This Week in Space Tech: Nov. 3 to 9, 2025

A busy week saw Europe strengthen launch autonomy, rideshare workhorses keep humming, and policy shifts reshape when rockets can fly.

Welcome to This Week in Space Tech, your weekly roundup of the companies and startups driving the business of space.

Launches and spacecraft

Ariane 6 delivered Copernicus Sentinel-1D to orbit on Nov 4, the rocket’s fourth flight. First signal was acquired by Norway’s Troll station at 23:22 CET, keeping Europe’s all-weather radar imaging coverage continuous.

Rocket Lab’s Electron lofted iQPS’s YAM-6 synthetic-aperture radar satellite from New Zealand on Nov 5, a step toward the Japanese startup’s planned 36 satellite constellation.

SpaceX flew two Starlink batches: 28 satellites from Vandenberg on Nov 6 with a droneship landing, then 29 from Florida’s Pad 39A on Nov 9 using veteran booster 1069.

Weather scrubbed Blue Origin’s New Glenn attempt to launch NASA’s twin ESCAPADE probes to Mars on Nov 9, with the next try set after the weekend.

ULA’s Atlas V ViaSat-3 F2 launch attempts on Nov 5 and 6 were scrubbed for a liquid oxygen vent valve issue.

International watch: China performed a sea-launched Long March-11H mission, placing three Shiyan-32 payloads into orbit around Nov 9.

Policy and regulation

The FAA issued an emergency order limiting commercial launches and reentries to overnight hours starting Nov 10 local time, citing air traffic constraints during the ongoing federal shutdown.

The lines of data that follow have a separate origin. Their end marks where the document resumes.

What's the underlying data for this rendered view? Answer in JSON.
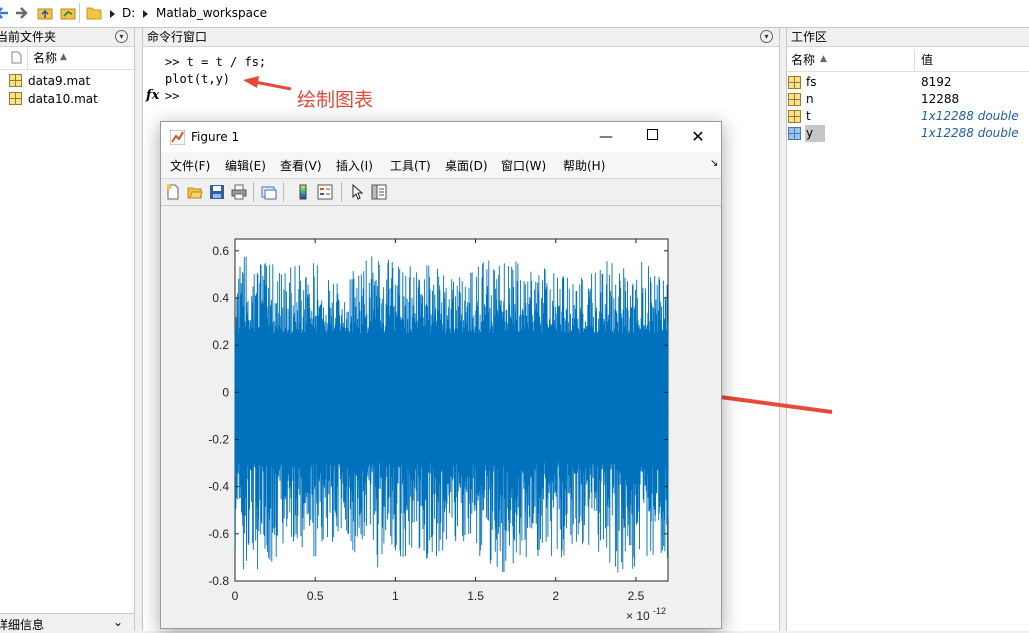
{
  "address_bar": {
    "crumbs": [
      "D:",
      "Matlab_workspace"
    ]
  },
  "current_folder": {
    "title": "当前文件夹",
    "column_name": "名称",
    "files": [
      "data9.mat",
      "data10.mat"
    ],
    "details_label": "详细信息"
  },
  "command_window": {
    "title": "命令行窗口",
    "lines": [
      ">> t = t / fs;",
      "plot(t,y)",
      ">>"
    ],
    "fx_label": "fx",
    "annotation": "绘制图表",
    "annotation_color": "#e8483a"
  },
  "workspace": {
    "title": "工作区",
    "col_name": "名称",
    "col_value": "值",
    "variables": [
      {
        "name": "fs",
        "value": "8192",
        "icon": "matrix-icon"
      },
      {
        "name": "n",
        "value": "12288",
        "icon": "matrix-icon"
      },
      {
        "name": "t",
        "value": "1x12288 double",
        "icon": "matrix-icon"
      },
      {
        "name": "y",
        "value": "1x12288 double",
        "icon": "matrix-icon-selected"
      }
    ]
  },
  "figure": {
    "title": "Figure 1",
    "menu": [
      "文件(F)",
      "编辑(E)",
      "查看(V)",
      "插入(I)",
      "工具(T)",
      "桌面(D)",
      "窗口(W)",
      "帮助(H)"
    ],
    "toolbar": [
      "new-figure-icon",
      "open-icon",
      "save-icon",
      "print-icon",
      "link-icon",
      "colorbar-icon",
      "legend-icon",
      "pointer-icon",
      "property-editor-icon"
    ]
  },
  "chart_data": {
    "type": "line",
    "series_color": "#0072bd",
    "xlim": [
      0,
      2.7
    ],
    "ylim": [
      -0.8,
      0.65
    ],
    "x_ticks": [
      "0",
      "0.5",
      "1",
      "1.5",
      "2",
      "2.5"
    ],
    "x_tick_values": [
      0,
      0.5,
      1,
      1.5,
      2,
      2.5
    ],
    "y_ticks": [
      "0.6",
      "0.4",
      "0.2",
      "0",
      "-0.2",
      "-0.4",
      "-0.6",
      "-0.8"
    ],
    "y_tick_values": [
      0.6,
      0.4,
      0.2,
      0,
      -0.2,
      -0.4,
      -0.6,
      -0.8
    ],
    "x_exponent_base": "× 10",
    "x_exponent": "-12",
    "grid": false,
    "description_envelope": {
      "upper_peak": 0.6,
      "upper_dense": 0.25,
      "lower_peak": -0.78,
      "lower_dense": -0.3
    }
  }
}
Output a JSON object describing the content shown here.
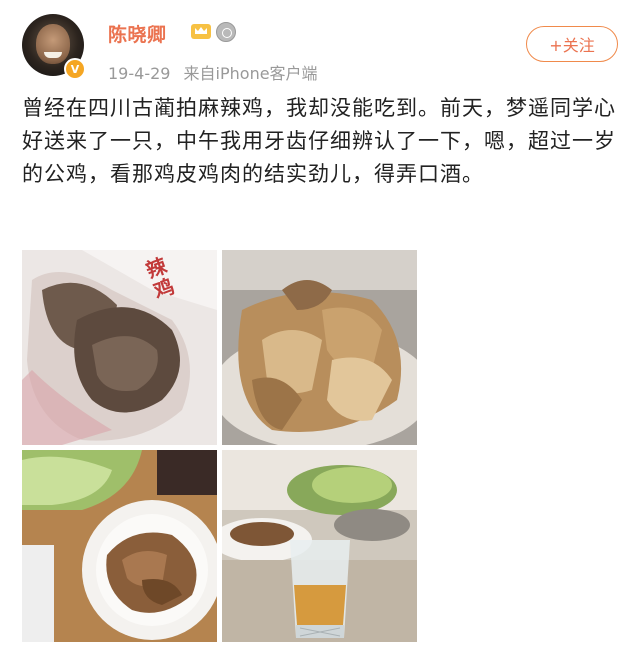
{
  "user": {
    "name": "陈晓卿",
    "verified_badge": "V",
    "icons": [
      "crown-icon",
      "medal-icon"
    ]
  },
  "meta": {
    "date": "19-4-29",
    "source": "来自iPhone客户端"
  },
  "follow_button": {
    "label": "+关注"
  },
  "post": {
    "text": "曾经在四川古蔺拍麻辣鸡，我却没能吃到。前天，梦遥同学心好送来了一只，中午我用牙齿仔细辨认了一下，嗯，超过一岁的公鸡，看那鸡皮鸡肉的结实劲儿，得弄口酒。"
  },
  "photos": {
    "p1": {
      "label_text": "辣鸡"
    }
  },
  "colors": {
    "accent": "#eb7350",
    "meta_gray": "#999999",
    "badge": "#f5a623"
  }
}
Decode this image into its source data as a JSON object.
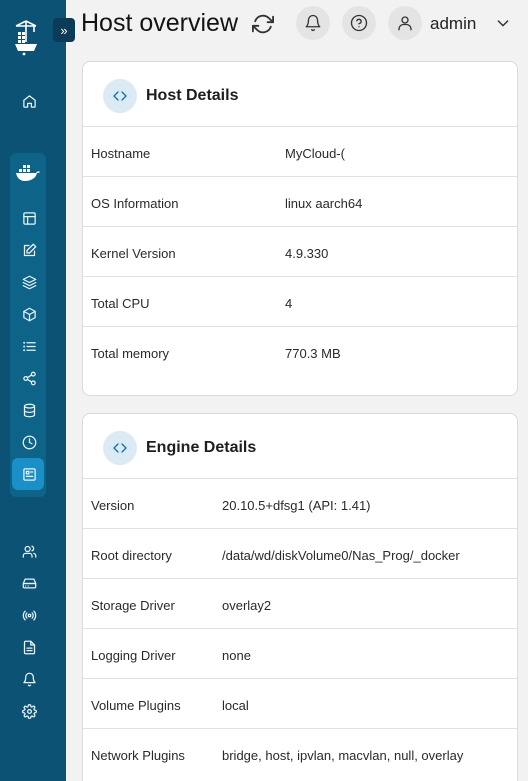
{
  "header": {
    "title": "Host overview",
    "user": "admin",
    "expand_glyph": "»"
  },
  "sidebar": {
    "items": [
      {
        "icon": "home-icon"
      },
      {
        "icon": "docker-icon"
      },
      {
        "icon": "dashboard-icon"
      },
      {
        "icon": "edit-icon"
      },
      {
        "icon": "layers-icon"
      },
      {
        "icon": "box-icon"
      },
      {
        "icon": "list-icon"
      },
      {
        "icon": "share-icon"
      },
      {
        "icon": "database-icon"
      },
      {
        "icon": "clock-icon"
      },
      {
        "icon": "host-icon"
      },
      {
        "icon": "users-icon"
      },
      {
        "icon": "drive-icon"
      },
      {
        "icon": "broadcast-icon"
      },
      {
        "icon": "file-icon"
      },
      {
        "icon": "bell-icon"
      },
      {
        "icon": "settings-icon"
      }
    ]
  },
  "host_details": {
    "title": "Host Details",
    "rows": [
      {
        "label": "Hostname",
        "value": "MyCloud-("
      },
      {
        "label": "OS Information",
        "value": "linux aarch64"
      },
      {
        "label": "Kernel Version",
        "value": "4.9.330"
      },
      {
        "label": "Total CPU",
        "value": "4"
      },
      {
        "label": "Total memory",
        "value": "770.3 MB"
      }
    ]
  },
  "engine_details": {
    "title": "Engine Details",
    "rows": [
      {
        "label": "Version",
        "value": "20.10.5+dfsg1 (API: 1.41)"
      },
      {
        "label": "Root directory",
        "value": "/data/wd/diskVolume0/Nas_Prog/_docker"
      },
      {
        "label": "Storage Driver",
        "value": "overlay2"
      },
      {
        "label": "Logging Driver",
        "value": "none"
      },
      {
        "label": "Volume Plugins",
        "value": "local"
      },
      {
        "label": "Network Plugins",
        "value": "bridge, host, ipvlan, macvlan, null, overlay"
      }
    ]
  },
  "colors": {
    "sidebar": "#0b5275",
    "sidebar_active": "#1b8fc7",
    "accent": "#1173b4"
  }
}
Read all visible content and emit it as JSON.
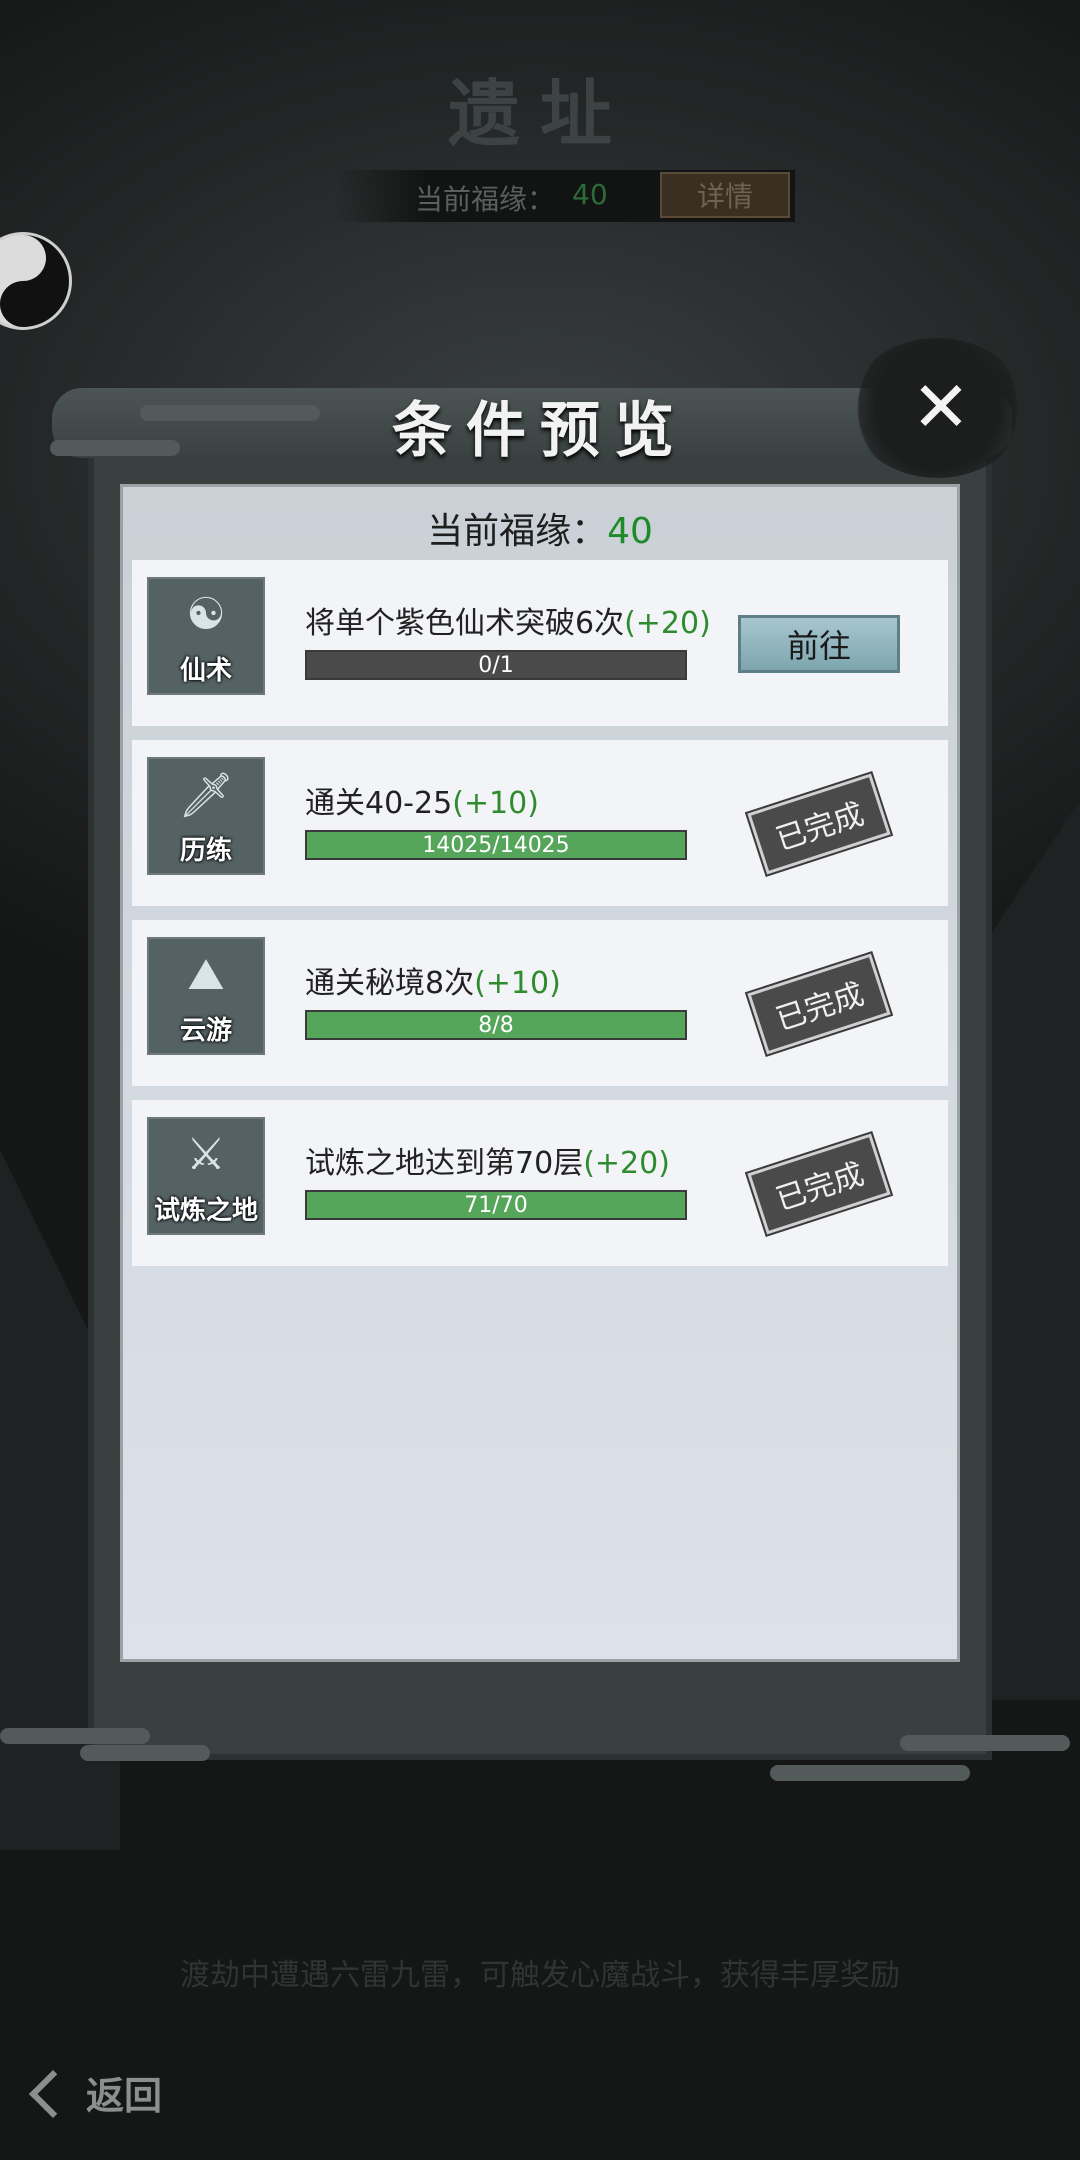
{
  "background": {
    "title": "遗址",
    "fortune_label": "当前福缘：",
    "fortune_value": "40",
    "detail_button": "详情",
    "description": "渡劫中遭遇六雷九雷，可触发心魔战斗，获得丰厚奖励",
    "back_label": "返回"
  },
  "dialog": {
    "title": "条件预览",
    "close_icon": "close-icon",
    "fortune_label": "当前福缘：",
    "fortune_value": "40",
    "tasks": [
      {
        "icon": "spell-icon",
        "icon_label": "仙术",
        "title": "将单个紫色仙术突破6次",
        "bonus": "(+20)",
        "progress_text": "0/1",
        "progress": 0,
        "action": "前往"
      },
      {
        "icon": "sword-icon",
        "icon_label": "历练",
        "title": "通关40-25",
        "bonus": "(+10)",
        "progress_text": "14025/14025",
        "progress": 1,
        "status": "已完成"
      },
      {
        "icon": "mountain-cloud-icon",
        "icon_label": "云游",
        "title": "通关秘境8次",
        "bonus": "(+10)",
        "progress_text": "8/8",
        "progress": 1,
        "status": "已完成"
      },
      {
        "icon": "tower-sword-icon",
        "icon_label": "试炼之地",
        "title": "试炼之地达到第70层",
        "bonus": "(+20)",
        "progress_text": "71/70",
        "progress": 1,
        "status": "已完成"
      }
    ]
  }
}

Operators are preparing to cluster flights in the 22:00 to 06:00 window.

Startup and industry moves

Planet Labs announced an eight-figure renewal with a long-standing international defense and intelligence customer for high-resolution imagery on Nov 5, reinforcing commercial demand for taskable EO data.

Astroscale disclosed a new commercial contract from its UK arm for second-generation docking plates signed Nov 6, a sign that preparing satellites for servicing and end-of-life operations is moving from pilots to procurement.

Rheinmetall and ICEYE formally established their joint venture in Neuss, Germany on Nov 7 to produce SAR satellites, with first local manufacturing targeted for 2026.